# Hands In Canter



## ahorseandadog (30 March 2015)

Hi,

My daughter begged me to post this so here it is: she has just started cantering and is having a large problem. Unless she is holding onto a neckstrap her hands go up and down as she canters. Although she is not pulling, she feels that she is causing a slight discomfort to the horse and also that this is not graceful (she plans on being a dressage rider so grace is extremely important to her). 

Any tips on keeping still hands?

Thanks

Extra Info:
She rides a variety of horses but the horse she mainly rides has a pretty bumpy canter.


----------



## PorkChop (30 March 2015)

How old is she?  My daughter struggles with this too, though more in trot.

Ultimately the older she gets the stronger her core will get, which is how you get still hands 

Riding with no stirrups, cantering with only one hand holding the reins, thinking about keep her thumbs touching are a few of the exercises my daughter uses.  What does her instructor suggest?


----------



## ahorseandadog (30 March 2015)

She's 11 almost 12. The instructor says that she needs to relax into the saddle as she tends to tense up but otherwise nothing.


----------



## nikkitodhunter (30 March 2015)

I've struggled a lot with my canter position in the past, one of my big issues was tensing up in the saddle, like her instructor has mentioned - if she's worried about it, she is probably tensing and 'trying too hard' which becomes counter-productive. It stops you going with the horse's movement which affects the rest of your position!

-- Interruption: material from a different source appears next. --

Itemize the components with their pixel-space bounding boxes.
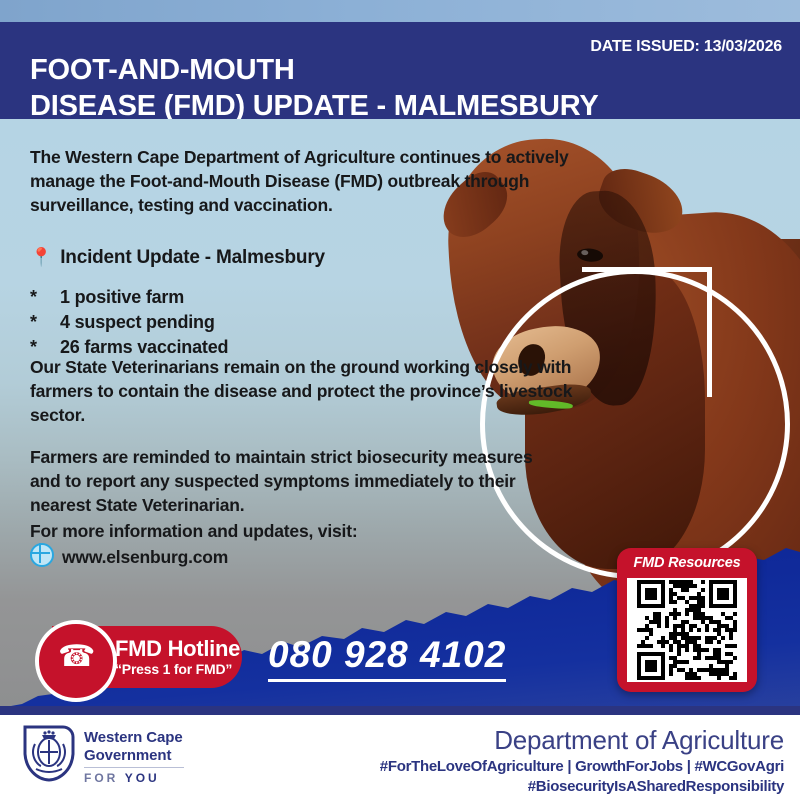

I'd reassure her that as she gets a more secure position, her hands will improve - she's young, so her core strength is still developing, and if she's riding a horse with a bumpy canter then it's expected that it'll be a bit trickier!  Not to mention, she's only just started cantering!!

I'd just try and reassure her that it will come with time, and to try and focus on the whole picture - staying with the movement of the horse, relaxing, not gripping with the knees, etc - and a lot of issues will improve with experience. It's great she wants to improve, but don;t get hung up on it


----------



## smja (1 April 2015)

If it's an option, I'd be asking instructor to lunge her riding in canter, so she can let go of the reins completely and really feel what is meant by an independent seat. Once she's felt that feeling, she'll have more of an idea of what she's aiming for.


----------



## Deseado (4 April 2015)

smja said:



			If it's an option, I'd be asking instructor to lunge her riding in canter, so she can let go of the reins completely and really feel what is meant by an independent seat. Once she's felt that feeling, she'll have more of an idea of what she's aiming for.
		
Click to expand...

This absolutely; she needs to let her back relax and follow the movement independent of her hands. Until she can do this she's not ready to canter off the lunge.


----------



## Barnacle (10 April 2015)

Same kind of idea as the above, but I've found it helpful to get people riding (not just canter) on a loose rein. If the horse can be trusted to follow the track, she could try that and place her hands on her hips.


----------